Loss data in charging mode
Loss data in discharge mode
Boundary conditions
Refrigerant: 50% ethylene glycol aqueous solution by volume
Refrigerant temperature: 25℃
Volume flow rate: 4L/min
To Design requirements
Flow resistance is less than 10Kpa
The battery temperature rise is less than 20℃, and the temperature difference between the batteries is less than 5℃
Cloud map of flow field distribution
Cloud map of battery surface temperature distribution during charging
During the charging process of the battery pack, when the SOC is 70%-80%, the temperature is the highest. The maximum temperature of the battery pack is about 35°C, the temperature rise is about 10°C, and the temperature difference between the battery packs is about 3°C, which can meet the design requirements.

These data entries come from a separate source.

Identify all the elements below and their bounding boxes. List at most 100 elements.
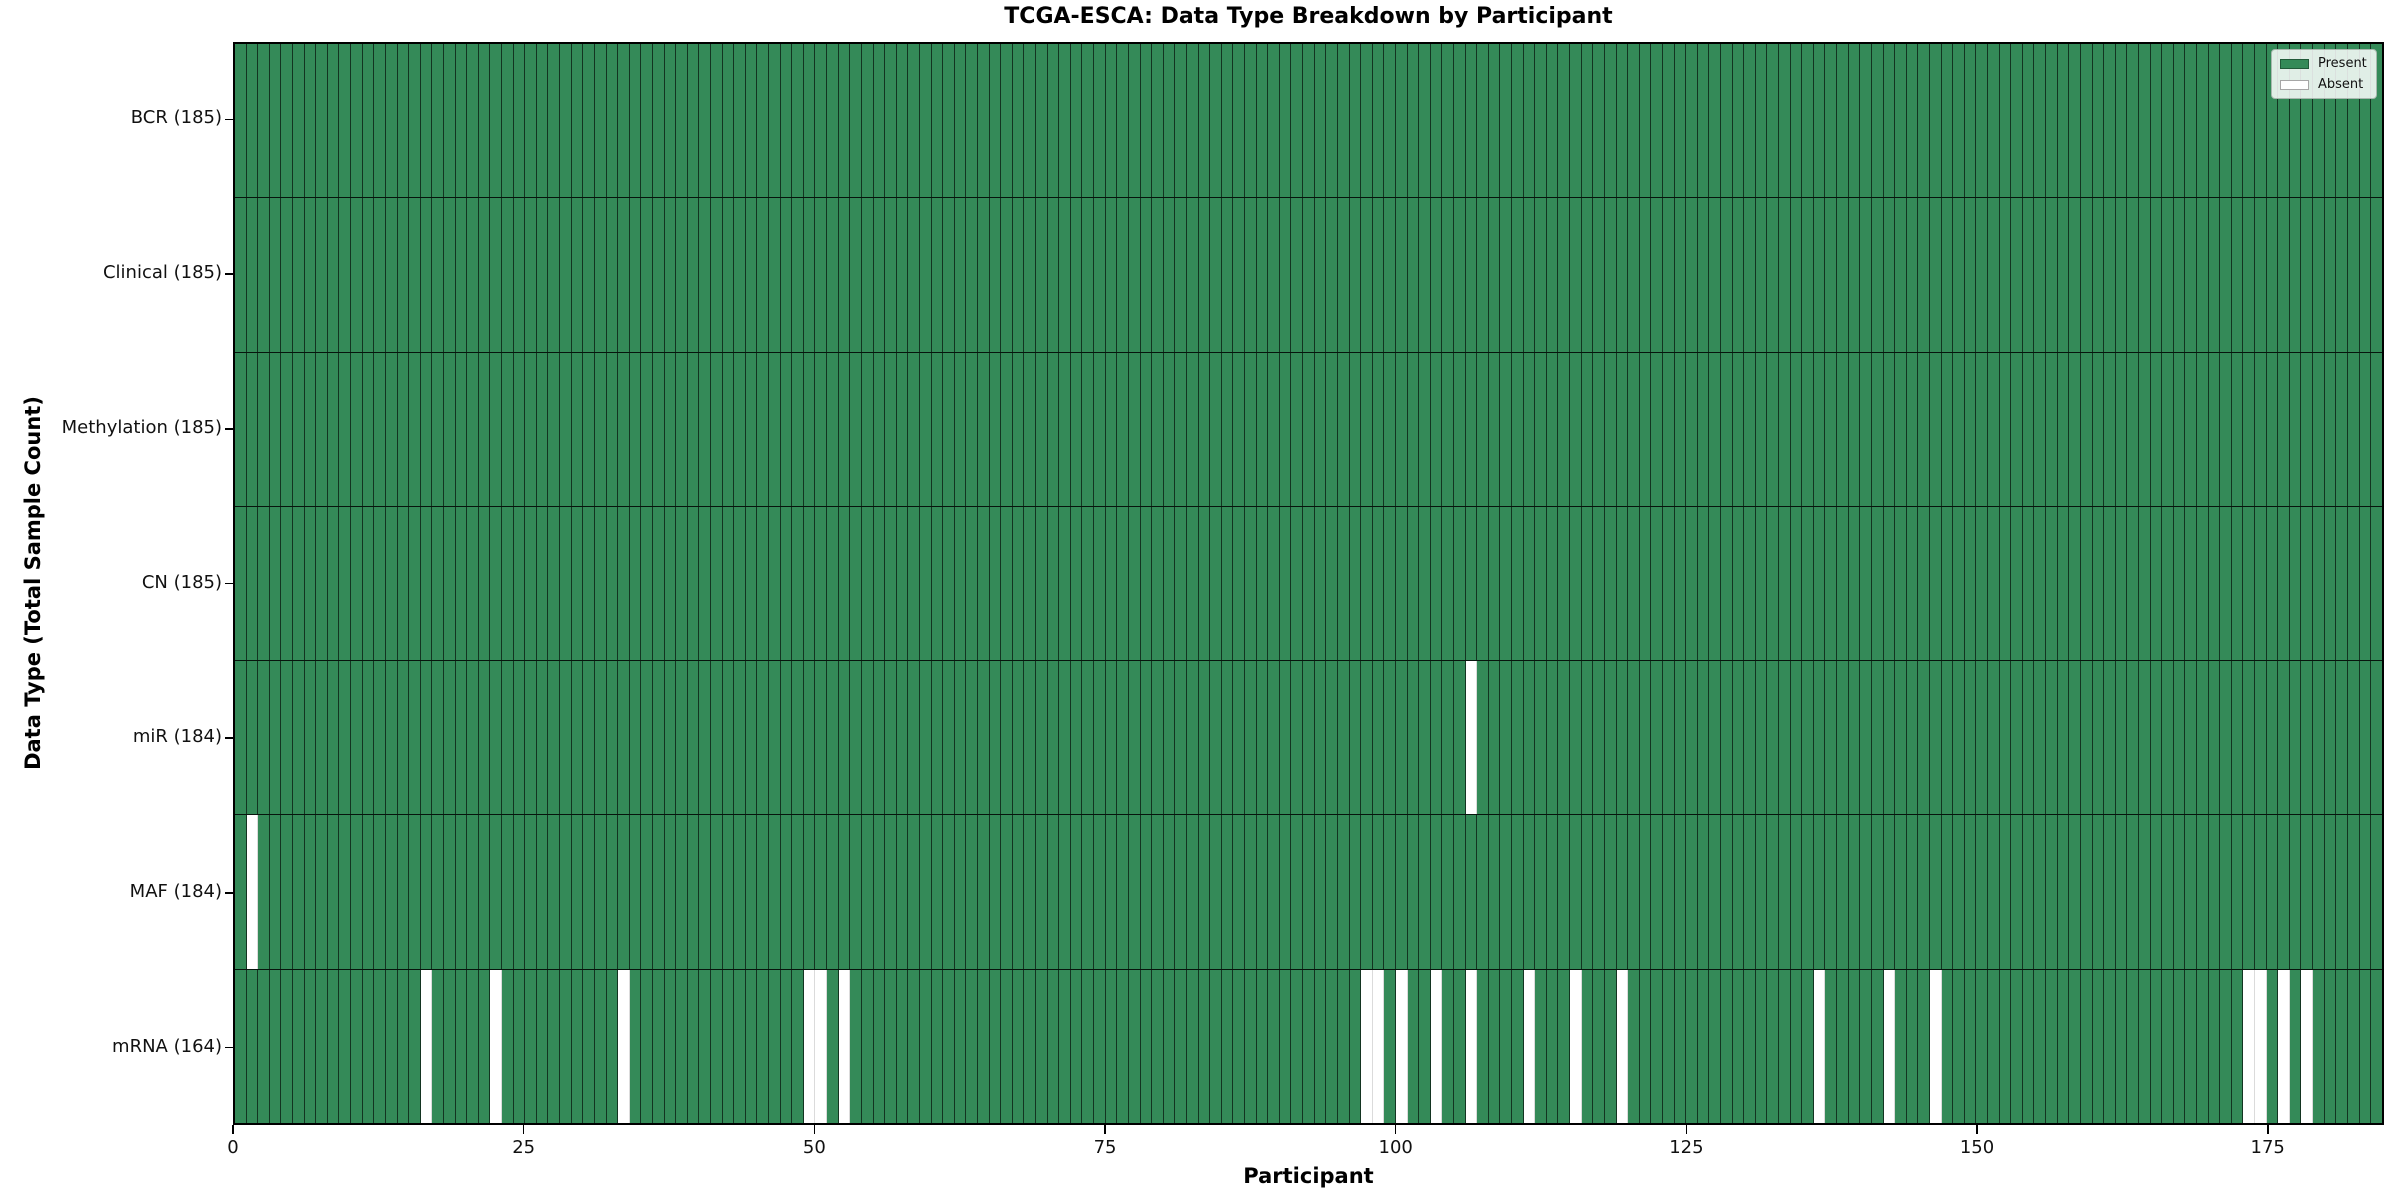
present-cell	[1453, 815, 1466, 969]
present-cell	[1500, 815, 1513, 969]
present-cell	[1430, 506, 1443, 661]
present-cell	[2034, 44, 2047, 198]
present-cell	[1012, 969, 1025, 1123]
present-cell	[304, 506, 317, 661]
present-cell	[1593, 969, 1605, 1123]
present-cell	[269, 969, 282, 1123]
present-cell	[1442, 815, 1454, 969]
present-cell	[374, 352, 386, 506]
present-cell	[235, 44, 247, 198]
present-cell	[1186, 969, 1199, 1123]
present-cell	[2069, 198, 2081, 352]
present-cell	[885, 352, 897, 506]
present-cell	[2069, 969, 2081, 1123]
present-cell	[652, 815, 665, 969]
present-cell	[374, 44, 386, 198]
present-cell	[1639, 352, 1652, 506]
present-cell	[1535, 661, 1547, 815]
present-cell	[281, 506, 294, 661]
present-cell	[1372, 661, 1385, 815]
present-cell	[316, 44, 328, 198]
present-cell	[2289, 815, 2302, 969]
present-cell	[455, 506, 468, 661]
present-cell	[1570, 506, 1582, 661]
present-cell	[861, 44, 874, 198]
present-cell	[536, 198, 549, 352]
present-cell	[1279, 44, 1292, 198]
present-cell	[1895, 198, 1907, 352]
present-cell	[281, 44, 294, 198]
absent-cell	[2301, 969, 2314, 1123]
present-cell	[757, 352, 770, 506]
present-cell	[1303, 661, 1315, 815]
present-cell	[2289, 661, 2302, 815]
present-cell	[1871, 506, 1884, 661]
present-cell	[2022, 352, 2035, 506]
present-cell	[1477, 198, 1489, 352]
present-cell	[432, 969, 444, 1123]
present-cell	[1570, 815, 1582, 969]
present-cell	[978, 506, 990, 661]
present-cell	[745, 969, 758, 1123]
present-cell	[1500, 661, 1513, 815]
present-cell	[769, 198, 781, 352]
present-cell	[1291, 198, 1304, 352]
present-cell	[2046, 352, 2058, 506]
absent-cell	[1395, 969, 1408, 1123]
present-cell	[1361, 44, 1373, 198]
absent-cell	[838, 969, 851, 1123]
present-cell	[1465, 44, 1478, 198]
present-cell	[2313, 506, 2325, 661]
present-cell	[908, 969, 920, 1123]
present-cell	[1721, 506, 1733, 661]
present-cell	[734, 198, 746, 352]
present-cell	[2115, 969, 2128, 1123]
present-cell	[1651, 352, 1663, 506]
present-cell	[1105, 506, 1118, 661]
present-cell	[1372, 506, 1385, 661]
present-cell	[2231, 352, 2244, 506]
present-cell	[873, 506, 886, 661]
present-cell	[1860, 969, 1872, 1123]
present-cell	[722, 661, 735, 815]
present-cell	[1059, 506, 1071, 661]
present-cell	[1546, 198, 1559, 352]
present-cell	[1686, 661, 1698, 815]
present-cell	[885, 969, 897, 1123]
present-cell	[1314, 44, 1327, 198]
present-cell	[919, 352, 932, 506]
present-cell	[2301, 815, 2314, 969]
present-cell	[246, 661, 259, 815]
present-cell	[409, 815, 421, 969]
chart-title: TCGA-ESCA: Data Type Breakdown by Partic…	[1004, 4, 1613, 29]
present-cell	[722, 198, 735, 352]
present-cell	[1732, 506, 1745, 661]
present-cell	[1790, 969, 1803, 1123]
present-cell	[2208, 44, 2221, 198]
present-cell	[1616, 198, 1629, 352]
present-cell	[2080, 198, 2093, 352]
present-cell	[2138, 506, 2151, 661]
present-cell	[757, 969, 770, 1123]
y-tick-label: CN (185)	[141, 571, 222, 593]
present-cell	[385, 198, 398, 352]
present-cell	[1186, 198, 1199, 352]
present-cell	[1929, 198, 1942, 352]
present-cell	[1616, 44, 1629, 198]
present-cell	[978, 815, 990, 969]
present-cell	[385, 352, 398, 506]
present-cell	[1895, 44, 1907, 198]
present-cell	[2266, 969, 2279, 1123]
present-cell	[1442, 661, 1454, 815]
present-cell	[1163, 352, 1176, 506]
present-cell	[1465, 198, 1478, 352]
present-cell	[2324, 815, 2337, 969]
present-cell	[687, 661, 700, 815]
present-cell	[827, 661, 839, 815]
present-cell	[745, 198, 758, 352]
present-cell	[1001, 815, 1013, 969]
present-cell	[1349, 352, 1362, 506]
present-cell	[2347, 198, 2360, 352]
present-cell	[1245, 352, 1257, 506]
present-cell	[1117, 661, 1129, 815]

The maximum surface temperature of each battery pack changes with time during the charging process
Cloud map of battery surface temperature distribution during charging
During the battery pack discharge process, when the SOC is 0-10%, the temperature is the highest. The maximum temperature of the battery pack is about 43°C, the temperature rise is about 18°C, and the temperature difference between the battery packs is about 5°C, which can meet the design requirements.
The maximum surface temperature of each battery pack changes with time during the discharge process.
In conclusion
1. At a volume flow of 4L/min, the flow resistance of the pipeline is about 3Kpa, which can meet the design requirements;
2. Calculate according to the charge and discharge rate of 1C, the working conditions are relatively severe (1 hour continuous work, complete the charge and discharge), the maximum temperature of the battery pack in the charging mode is about 35 ℃, the temperature rise is about 10 ℃, between the battery packs The temperature difference is about 3℃, which can meet the design requirements;
3. In the discharge mode, the maximum temperature of the battery pack is about 43℃, the temperature rise is about 18℃, and the temperature difference between the battery packs is about 5℃, which can also meet the design requirements, but only 5%-10% of the battery power remains. In this case, the temperature of the battery will increase significantly.